General Statutes section 51-247a, obviously, is for the protection of an employee from coercion by an employer in those circumstances where the employee was required to perform his or her civic duty and serve as a juror. It would not be reasonable, or rational to suggest that the legislature intended an absolute guarantee of employment during service as a juror. CT Page 4724

This court must examine the facts and determine whether the defendant's action in terminating the plaintiff was a result of her jury service or some other legitimate reasons. Plaintiff's work product in the honest judgment of defendant was poor, her experience not as represented and his business was on the decline. Defendant paid the plaintiff her full salary for her six weeks of jury service. If it were reasonable to be believed her absence from work, as a result of her jury service, was defendant's reason for terminating plaintiff, it would not be reasonably expected the defendant would pay plaintiff for her entire jury term and then discharge her at that moment when she was to come available to him on a full time basis. Defendant's motivations in discharging plaintiff, in this court's view, had not one thing to do with her jury service.

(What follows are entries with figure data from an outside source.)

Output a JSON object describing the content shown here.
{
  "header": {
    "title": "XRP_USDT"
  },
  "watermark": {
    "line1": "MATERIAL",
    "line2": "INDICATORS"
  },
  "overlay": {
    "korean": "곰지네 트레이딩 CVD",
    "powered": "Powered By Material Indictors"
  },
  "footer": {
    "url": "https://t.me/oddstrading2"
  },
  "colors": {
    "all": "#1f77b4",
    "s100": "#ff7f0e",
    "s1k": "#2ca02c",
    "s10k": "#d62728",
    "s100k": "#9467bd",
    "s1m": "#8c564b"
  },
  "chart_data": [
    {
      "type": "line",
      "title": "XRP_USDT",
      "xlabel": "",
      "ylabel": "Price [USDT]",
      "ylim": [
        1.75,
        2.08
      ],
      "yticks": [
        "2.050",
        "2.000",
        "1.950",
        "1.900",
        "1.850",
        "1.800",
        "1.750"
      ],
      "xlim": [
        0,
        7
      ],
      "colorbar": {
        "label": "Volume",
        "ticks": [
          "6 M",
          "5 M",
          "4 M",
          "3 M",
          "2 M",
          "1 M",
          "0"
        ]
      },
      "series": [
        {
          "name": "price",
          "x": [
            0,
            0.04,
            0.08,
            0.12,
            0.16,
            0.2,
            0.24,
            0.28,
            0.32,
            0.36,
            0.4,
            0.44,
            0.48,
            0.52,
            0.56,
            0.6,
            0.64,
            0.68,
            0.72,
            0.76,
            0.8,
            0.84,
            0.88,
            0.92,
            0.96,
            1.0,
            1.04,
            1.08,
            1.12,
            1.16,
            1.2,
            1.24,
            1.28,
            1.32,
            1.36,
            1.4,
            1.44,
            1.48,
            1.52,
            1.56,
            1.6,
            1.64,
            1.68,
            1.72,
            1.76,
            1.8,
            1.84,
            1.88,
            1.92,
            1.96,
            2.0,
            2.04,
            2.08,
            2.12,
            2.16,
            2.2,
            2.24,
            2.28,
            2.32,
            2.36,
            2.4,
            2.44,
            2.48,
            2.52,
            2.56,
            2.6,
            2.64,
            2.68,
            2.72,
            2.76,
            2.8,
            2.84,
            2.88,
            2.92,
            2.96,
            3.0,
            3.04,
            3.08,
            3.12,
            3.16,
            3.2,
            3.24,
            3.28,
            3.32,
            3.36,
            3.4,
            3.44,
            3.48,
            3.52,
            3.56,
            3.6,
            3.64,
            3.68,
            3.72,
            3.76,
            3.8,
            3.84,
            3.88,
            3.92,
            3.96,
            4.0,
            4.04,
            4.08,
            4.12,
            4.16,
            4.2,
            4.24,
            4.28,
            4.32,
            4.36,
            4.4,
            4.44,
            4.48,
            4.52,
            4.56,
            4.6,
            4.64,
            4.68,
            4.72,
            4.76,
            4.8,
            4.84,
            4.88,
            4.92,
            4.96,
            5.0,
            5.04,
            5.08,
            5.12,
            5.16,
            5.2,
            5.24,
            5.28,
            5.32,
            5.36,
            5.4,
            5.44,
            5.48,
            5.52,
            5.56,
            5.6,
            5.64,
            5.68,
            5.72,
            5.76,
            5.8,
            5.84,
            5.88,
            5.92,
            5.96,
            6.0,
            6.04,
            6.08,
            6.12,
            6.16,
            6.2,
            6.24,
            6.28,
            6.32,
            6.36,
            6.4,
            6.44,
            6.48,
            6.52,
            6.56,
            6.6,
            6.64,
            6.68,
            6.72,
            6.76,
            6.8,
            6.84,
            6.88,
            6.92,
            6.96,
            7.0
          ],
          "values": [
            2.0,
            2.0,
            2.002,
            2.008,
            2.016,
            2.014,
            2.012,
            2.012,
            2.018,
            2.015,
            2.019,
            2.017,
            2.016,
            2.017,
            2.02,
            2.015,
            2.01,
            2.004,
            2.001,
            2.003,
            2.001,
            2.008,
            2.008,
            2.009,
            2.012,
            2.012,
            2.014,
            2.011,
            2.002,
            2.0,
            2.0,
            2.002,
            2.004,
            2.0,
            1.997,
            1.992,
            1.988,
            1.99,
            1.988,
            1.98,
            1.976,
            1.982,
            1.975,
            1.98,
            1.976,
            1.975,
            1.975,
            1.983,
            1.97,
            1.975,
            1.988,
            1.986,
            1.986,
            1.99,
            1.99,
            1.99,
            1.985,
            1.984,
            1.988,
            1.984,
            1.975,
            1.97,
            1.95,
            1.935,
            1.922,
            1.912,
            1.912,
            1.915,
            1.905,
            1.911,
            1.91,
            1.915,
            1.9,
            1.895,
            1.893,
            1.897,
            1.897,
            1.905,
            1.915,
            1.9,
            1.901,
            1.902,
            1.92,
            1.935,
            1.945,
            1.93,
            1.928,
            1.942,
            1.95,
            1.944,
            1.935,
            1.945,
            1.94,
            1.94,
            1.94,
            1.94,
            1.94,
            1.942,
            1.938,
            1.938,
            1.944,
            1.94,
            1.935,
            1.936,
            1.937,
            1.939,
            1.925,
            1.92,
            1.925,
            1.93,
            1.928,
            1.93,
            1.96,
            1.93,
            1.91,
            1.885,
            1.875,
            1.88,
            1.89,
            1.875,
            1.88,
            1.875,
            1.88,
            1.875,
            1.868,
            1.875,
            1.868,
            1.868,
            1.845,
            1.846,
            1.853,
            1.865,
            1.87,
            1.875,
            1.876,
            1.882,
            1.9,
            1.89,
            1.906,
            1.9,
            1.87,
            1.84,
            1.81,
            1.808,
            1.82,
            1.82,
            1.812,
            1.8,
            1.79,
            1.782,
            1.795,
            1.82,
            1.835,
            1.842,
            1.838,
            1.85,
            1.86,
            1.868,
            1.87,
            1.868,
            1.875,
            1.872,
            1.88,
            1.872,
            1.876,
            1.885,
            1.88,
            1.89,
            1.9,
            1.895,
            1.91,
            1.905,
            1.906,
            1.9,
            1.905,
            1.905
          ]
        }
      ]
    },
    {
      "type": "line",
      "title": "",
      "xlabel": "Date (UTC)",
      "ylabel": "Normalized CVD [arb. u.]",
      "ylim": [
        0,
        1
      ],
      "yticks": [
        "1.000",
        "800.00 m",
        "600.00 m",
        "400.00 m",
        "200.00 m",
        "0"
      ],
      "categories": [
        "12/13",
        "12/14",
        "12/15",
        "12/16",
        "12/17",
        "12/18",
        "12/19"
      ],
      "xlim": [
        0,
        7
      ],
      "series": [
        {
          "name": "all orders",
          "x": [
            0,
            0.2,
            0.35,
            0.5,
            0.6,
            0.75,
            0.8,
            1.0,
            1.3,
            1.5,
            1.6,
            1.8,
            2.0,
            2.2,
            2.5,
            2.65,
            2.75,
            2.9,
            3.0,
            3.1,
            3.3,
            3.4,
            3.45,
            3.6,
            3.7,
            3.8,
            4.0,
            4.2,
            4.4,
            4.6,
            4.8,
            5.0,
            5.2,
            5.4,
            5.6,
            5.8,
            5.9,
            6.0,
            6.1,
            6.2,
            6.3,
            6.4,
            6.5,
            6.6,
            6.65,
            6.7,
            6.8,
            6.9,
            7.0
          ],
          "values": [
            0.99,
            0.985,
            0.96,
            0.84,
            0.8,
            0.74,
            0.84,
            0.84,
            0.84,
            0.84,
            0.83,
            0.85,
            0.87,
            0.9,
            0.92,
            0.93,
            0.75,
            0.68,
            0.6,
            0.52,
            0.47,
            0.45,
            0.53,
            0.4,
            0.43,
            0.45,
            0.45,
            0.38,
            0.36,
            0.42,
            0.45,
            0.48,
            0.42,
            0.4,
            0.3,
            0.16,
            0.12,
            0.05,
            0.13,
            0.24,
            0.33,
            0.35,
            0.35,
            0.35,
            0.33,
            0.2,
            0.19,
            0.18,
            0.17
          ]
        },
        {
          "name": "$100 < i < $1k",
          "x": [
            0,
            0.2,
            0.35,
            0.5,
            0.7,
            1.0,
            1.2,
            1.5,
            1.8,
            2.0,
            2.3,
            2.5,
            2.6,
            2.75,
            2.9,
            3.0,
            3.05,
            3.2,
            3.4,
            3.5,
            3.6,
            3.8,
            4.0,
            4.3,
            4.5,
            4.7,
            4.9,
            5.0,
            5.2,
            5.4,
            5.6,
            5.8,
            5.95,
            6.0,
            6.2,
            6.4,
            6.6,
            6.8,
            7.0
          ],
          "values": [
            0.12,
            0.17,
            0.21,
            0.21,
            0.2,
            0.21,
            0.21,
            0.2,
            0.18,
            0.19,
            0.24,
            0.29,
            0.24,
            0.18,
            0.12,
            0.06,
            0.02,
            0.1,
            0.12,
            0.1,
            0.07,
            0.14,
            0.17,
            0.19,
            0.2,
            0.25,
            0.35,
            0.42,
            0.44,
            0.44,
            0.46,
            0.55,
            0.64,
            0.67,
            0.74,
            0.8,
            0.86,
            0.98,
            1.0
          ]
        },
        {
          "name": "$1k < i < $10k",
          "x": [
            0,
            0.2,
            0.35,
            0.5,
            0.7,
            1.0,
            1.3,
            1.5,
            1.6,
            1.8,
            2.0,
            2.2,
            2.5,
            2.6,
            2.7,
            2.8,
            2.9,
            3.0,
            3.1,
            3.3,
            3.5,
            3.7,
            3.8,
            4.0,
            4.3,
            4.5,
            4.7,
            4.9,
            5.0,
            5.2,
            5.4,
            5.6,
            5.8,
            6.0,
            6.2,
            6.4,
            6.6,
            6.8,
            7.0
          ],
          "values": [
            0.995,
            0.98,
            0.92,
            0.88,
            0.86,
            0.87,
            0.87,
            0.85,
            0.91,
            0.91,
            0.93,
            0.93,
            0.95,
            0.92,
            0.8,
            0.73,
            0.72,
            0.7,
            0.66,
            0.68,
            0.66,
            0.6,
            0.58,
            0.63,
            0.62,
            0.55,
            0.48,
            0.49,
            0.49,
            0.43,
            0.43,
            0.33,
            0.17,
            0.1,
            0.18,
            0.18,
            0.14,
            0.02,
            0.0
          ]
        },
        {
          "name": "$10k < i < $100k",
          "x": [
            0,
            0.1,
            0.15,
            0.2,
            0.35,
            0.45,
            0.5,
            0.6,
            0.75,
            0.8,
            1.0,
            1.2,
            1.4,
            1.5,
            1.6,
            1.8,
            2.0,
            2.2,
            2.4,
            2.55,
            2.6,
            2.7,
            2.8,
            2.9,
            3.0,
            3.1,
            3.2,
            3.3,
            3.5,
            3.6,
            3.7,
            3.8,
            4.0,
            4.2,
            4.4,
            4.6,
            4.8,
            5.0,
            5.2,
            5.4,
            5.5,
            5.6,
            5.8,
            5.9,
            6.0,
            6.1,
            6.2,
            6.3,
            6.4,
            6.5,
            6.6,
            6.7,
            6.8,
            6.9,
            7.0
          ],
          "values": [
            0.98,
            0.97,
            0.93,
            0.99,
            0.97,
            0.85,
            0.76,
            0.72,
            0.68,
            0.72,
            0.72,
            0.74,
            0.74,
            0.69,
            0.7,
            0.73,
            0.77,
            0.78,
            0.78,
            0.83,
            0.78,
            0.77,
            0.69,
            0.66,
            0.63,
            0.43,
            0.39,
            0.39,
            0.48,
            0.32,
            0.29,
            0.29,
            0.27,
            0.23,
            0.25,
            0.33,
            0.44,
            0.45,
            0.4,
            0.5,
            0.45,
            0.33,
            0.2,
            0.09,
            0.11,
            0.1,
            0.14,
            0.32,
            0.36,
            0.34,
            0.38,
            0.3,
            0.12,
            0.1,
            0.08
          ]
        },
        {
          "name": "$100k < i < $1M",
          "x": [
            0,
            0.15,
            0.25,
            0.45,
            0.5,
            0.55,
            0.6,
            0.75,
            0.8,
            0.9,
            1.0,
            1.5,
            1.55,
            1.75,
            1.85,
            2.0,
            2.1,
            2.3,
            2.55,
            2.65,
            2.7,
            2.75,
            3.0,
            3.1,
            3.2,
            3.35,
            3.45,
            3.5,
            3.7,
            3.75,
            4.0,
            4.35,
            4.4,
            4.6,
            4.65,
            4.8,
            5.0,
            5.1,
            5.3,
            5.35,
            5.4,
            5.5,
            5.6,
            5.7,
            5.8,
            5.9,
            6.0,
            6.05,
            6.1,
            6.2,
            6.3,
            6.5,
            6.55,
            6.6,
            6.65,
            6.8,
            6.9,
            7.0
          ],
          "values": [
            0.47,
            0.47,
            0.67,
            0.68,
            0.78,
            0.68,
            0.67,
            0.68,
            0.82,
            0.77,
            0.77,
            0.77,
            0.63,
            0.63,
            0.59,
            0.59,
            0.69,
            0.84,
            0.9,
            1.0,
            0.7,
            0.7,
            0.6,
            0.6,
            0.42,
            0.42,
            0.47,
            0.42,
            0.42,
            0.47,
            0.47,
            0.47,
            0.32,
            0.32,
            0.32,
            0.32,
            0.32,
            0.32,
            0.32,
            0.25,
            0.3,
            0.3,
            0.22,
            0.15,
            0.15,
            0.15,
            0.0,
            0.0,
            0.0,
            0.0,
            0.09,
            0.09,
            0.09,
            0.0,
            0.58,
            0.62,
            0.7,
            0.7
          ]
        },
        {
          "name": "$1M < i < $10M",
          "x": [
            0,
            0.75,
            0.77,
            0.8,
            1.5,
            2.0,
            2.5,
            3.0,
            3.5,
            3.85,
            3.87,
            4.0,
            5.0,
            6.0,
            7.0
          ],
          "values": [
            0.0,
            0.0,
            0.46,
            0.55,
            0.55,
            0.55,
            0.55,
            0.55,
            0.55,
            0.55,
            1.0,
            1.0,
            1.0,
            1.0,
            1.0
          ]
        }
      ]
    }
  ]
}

Count two of the plaintiff's complaint alleges liability of the defendant planning from his commission as a result of a wrongful discharge. The primary issue before this court is whether the plaintiff's cause of action for wrongful discharge fits within the narrow public policy exception to the general proposition that contracts for an indefinite term of employment are terminable at will. "In Sheets v. Teddy's Frosted Foods, Inc., 179 Conn. 471, 474 et. seq. we recognized, as have the vast majority of other courts, a common law cause of action in tort for discharges `if the former employee can prove a demonstrably improper reason for dismissal, a reason whose impropriety is derived from some important violation of public policy.'" Morris v. Hartford Courant Company, 200 Conn. 676. Under this exception, the employee has the burden of pleading and proving that her dismissal occurred for a reason violating public policy. "The employer is allowed, in ordinary circumstances, to make personal decisions without fear of incurring civil liability." Morris v. Hartford Courant Company, supra.

Our courts have narrowly construed the Sheets exception and have required that the plaintiff prove that the discharge was in violation of a public policy. Seery v. Yale New Haven Hospital, 17 Conn. App. 532 (1989). Certainly the public policy allegedly violated in the instant case is that which is embodied in Connecticut General Statutes section 51-247a. Since the plaintiff has failed to prove a violation of Connecticut General Statutes section 51-247a she likewise fails in her second count of tortious wrongful discharge.

A discussion of the propriety of awards of treble damages, in the light of the foregoing, is not necessary.

Plaintiff has failed to prove that the defendant terminated CT Page 4725 her employment because she received a summons, or responded thereto or served as a juror.

Judgment may enter for the defendant.